Diebold Election Systems Inc. expressed alarm and state election officials contacted the FBI yesterday after a former legislator received an anonymous package containing what appears to be the computer code that ran Maryland's polls in 2004.
Cheryl C. Kagan, a longtime critic of Maryland's elections chief, says the fact that the computer disks were sent to her - along with an unsigned note criticizing the management of the state elections board - demonstrates that Maryland's voting system faces grave security threats.
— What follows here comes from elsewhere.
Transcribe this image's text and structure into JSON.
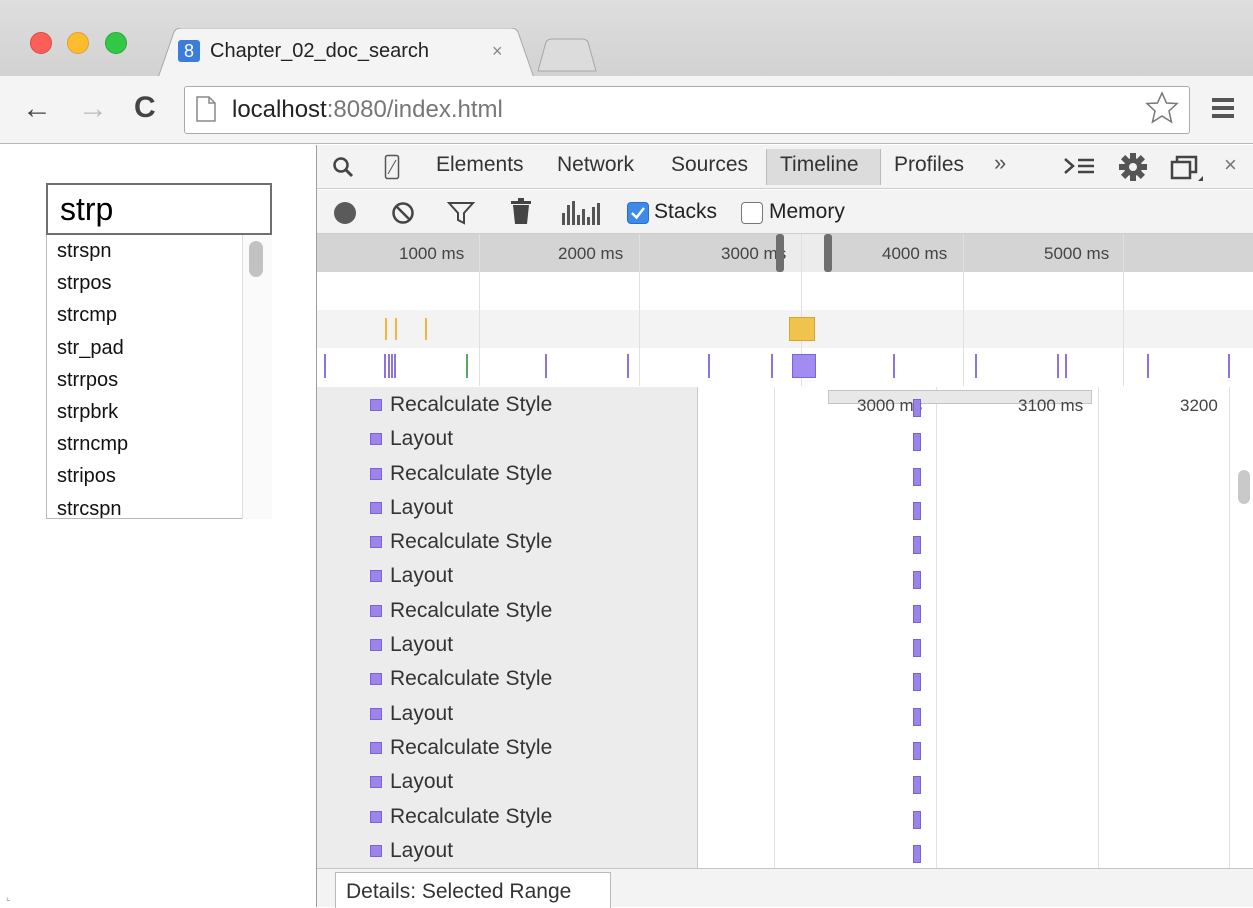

A spokesman for Diebold, which manufactures the state's touch-screen voting machines, said the company is treating the software Kagan received as "stolen" and not as "picked up" at the State Board of Elections, as the anonymous note claimed. Lawyers for the company are seeking its return.
The disclosure comes amid heightened concerns nationwide about the security of the November elections and the ability of the state to keep tight controls on the thousands of machines that will be used next month.
Maryland's September primary - which used voting machines and electronic check-in equipment made by Diebold - suffered a series of mistakes, and the outcomes of some contests were not known for weeks.
This needs to be a huge issue, everywhere. If Republicans can't back fair elections, it's fair to ask why not.
And Robert Kennedy's excellent piece is here.
I want my democracy back.
UPDATE: As Eli notes, this issue is a passion of his, and it's his legitimate concern that convinced me of the importance of it.